Philippe Garrel, now in his 60s, is semi-famous for being semi-obscure, even in France, though he remains one of the last stragglers to have fallen under the New Wave umbrella. (When he was 20, he trailed Godard, who in Jonathan Rosenbaum’s phrase “virtually adopted him in May ’68, when both were cruising the Latin Quarter student demonstrations with their cameras.”) Here, Garrel had to wait until “Regular Lovers” (2005) for a film of his to find stateside distribution. But it’s a small wonder: Garrel’s career project is resolutely personal and self-examining, to a degree that makes Cassavetes and even Godard look like rangy entertainers. His approach is observational and so intimate you begin to sweat the bell jar effect of the locations. Garrel’s life has been tumultuous — including a decade spent with Nico, making impromptu experimental films and doing heroin, on and off Ibiza — and it’s his life that’s onscreen, for better or worse. (“Regular Lovers,” his most embraceable film, has the extra-creamy benefit of ’68 nostalgia.)
There could hardly be a more concise example than “Emergency Kisses” (1989), in which Garrel stars as essentially himself — an egoistic, philandering mega-afro-ed filmmaker trying to juggle art and home and make a film about his own life and marriage — and then-wife Brigitte Sy as essentially herself, the actress/wife who concludes that if he does not let her play herself, their life is a hollow disaster. Louis Garrel, now a star but then a burbling blonde five-year-old, plays himself as well, as does Maurice Garrel, Philippe’s movie-legend father, to the extent that they’re not really acting. Anémone — a French cinema stalwart who got her start in a Garrel film years earlier — stars as the actress taking the wife’s part. Of course, Sy, with her glaring eyes, confrontational jaw and untamed silky tresses, did get the role of the wife, just not of the actress who gets the role of the wife, in the movie as yet to be made but which we’re watching anyway. This Charlie Kaufman-esque knot of meta-ness (made when Kaufman still clerked for a newspaper in Minneapolis) takes a backseat to Garrel’s real focus, the minute-by-minute emotional struggle of marriage as it’s compromised by artistic necessity.

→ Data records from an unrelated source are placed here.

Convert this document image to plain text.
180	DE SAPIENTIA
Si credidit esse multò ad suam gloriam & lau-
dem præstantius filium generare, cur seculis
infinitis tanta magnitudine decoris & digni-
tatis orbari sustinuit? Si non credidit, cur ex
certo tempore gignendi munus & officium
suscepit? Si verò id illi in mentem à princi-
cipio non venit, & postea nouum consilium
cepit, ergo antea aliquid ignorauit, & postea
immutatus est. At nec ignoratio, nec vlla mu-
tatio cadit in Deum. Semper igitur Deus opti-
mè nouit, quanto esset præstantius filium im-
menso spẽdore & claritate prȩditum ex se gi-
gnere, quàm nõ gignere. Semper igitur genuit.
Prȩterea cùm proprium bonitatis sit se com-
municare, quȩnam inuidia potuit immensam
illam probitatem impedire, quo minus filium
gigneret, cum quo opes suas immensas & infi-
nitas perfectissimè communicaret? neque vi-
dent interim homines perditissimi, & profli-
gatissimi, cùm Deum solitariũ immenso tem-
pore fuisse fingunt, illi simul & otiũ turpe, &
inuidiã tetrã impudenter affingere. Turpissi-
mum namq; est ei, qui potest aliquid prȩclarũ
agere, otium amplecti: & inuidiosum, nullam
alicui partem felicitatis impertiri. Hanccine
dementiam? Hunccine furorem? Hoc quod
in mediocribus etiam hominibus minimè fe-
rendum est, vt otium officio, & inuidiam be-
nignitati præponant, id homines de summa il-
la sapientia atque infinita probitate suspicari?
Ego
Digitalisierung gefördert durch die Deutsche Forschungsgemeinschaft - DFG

Garrel is not a sophisticated moviemaker, but because his films are elliptical and hyperreal, they always suggest mysteries and unanswered questions. In “Kisses,” a context-free shot of Anémone is interrupted by Garrel coming into the frame and admonishing her: “Mind being in the film?” On one level, her controlled and charming reaction demonstrates why she “got the role” (even if she actually didn’t) — is Garrel suggesting that she’s the better actress (better than his own wife?), but life overrules art regardless?
In the other offering in Zeitgeist’s new twofer, “I Can No Longer Hear the Guitar” (1991), Garrel returns to his Nico years, with puppydog-ish Benoît Régent standing in for the director, and Dutch actress Johanna ter Steege playing the bipolar Nordic junkie with whom life crashes and burns, and who haunts the Garrel avatar even after he finds a stable married life (with Sy, playing herself again). Since Garrel’s later features are only and entirely about him and the individuals in his orbit, the same stylistic choices show up over and over; a treatise could be written on the aesthetics of massively unruly hair in the Garrel oeuvre (all of it bewitching, and suggestive of the central conflicts). But rarely has a filmmaker taken his own maturation and middle-aged growth as his career subject, in film after film, without distraction or compromise. It seems clear that Garrel’s messy, incorruptible, wide-eyed precedent far outweighed the other New Wavers in influencing the new French cineastes of the ’90s (Carax, Desplechin, Assayas, Jacquot, etc.), even if the Garrel file is still, as always, a work in progress.